Again, thanks so much for the great info!
 
Thanks so much for the input from all!

Usual travel patterns: We are relatively flexible, can travel anywhere during the spring break and summer when kids are not at school. We like planing before - by planing I mean monitor and optimize airline miles and hotel points across many programs to find availability that happen to work together, etc. I think we should be able to take advantage the timeshare system and try digging it the most.

Plans: We can tolerate staying in the same resort year by year but would much prefer rotating a few quality ones, and we are based on the west and no longer wants to fly to HI or east cost any more, unlike before when we were younger. I do agree with @jp10558 that "I'd take a step back, go to the new timeshare's forum and fill out the "what should I buy" sort of post.

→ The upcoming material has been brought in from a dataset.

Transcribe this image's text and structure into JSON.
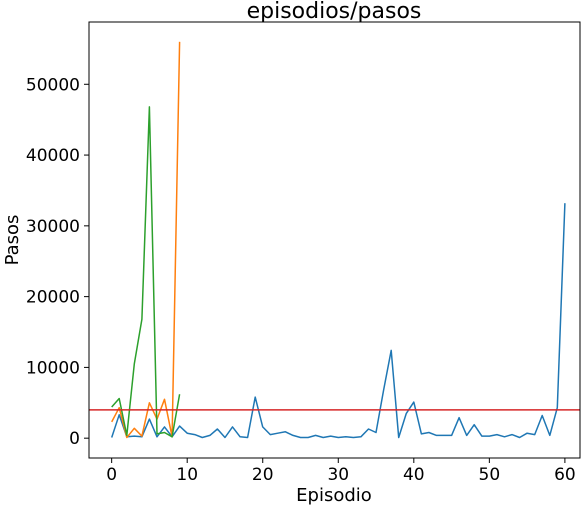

Because selecting MVC resale is a couple steps down the process IMO." It might be the case that HRC works the best for us by rotating the highland inn, lake tahoe, sedona, and else - as that is already point based by default, which I incorrectly assumed to be the case for abound.

Again, thanks so much for the great info!
In many cases you'll need to finalize your plans before you can know what air is going to be. That's not to say all options require this but for many you'll have to reserve at 11, 12 or even 13 months out but for exchanges it may only be a few months out before you know where you're going and exactly when. Keep in mind that low demand times for hotels are not always the same as timeshares. It's eary to get Orlando, Williamsburg and Branson those time but other resorts will be more challenging. As you gain more knowledge you'll have a better feel for what works and what doesn't in your situation. Warm weather options much easier to get in summer, not so much spring break but even then you'll need to play far in advance for most of those options.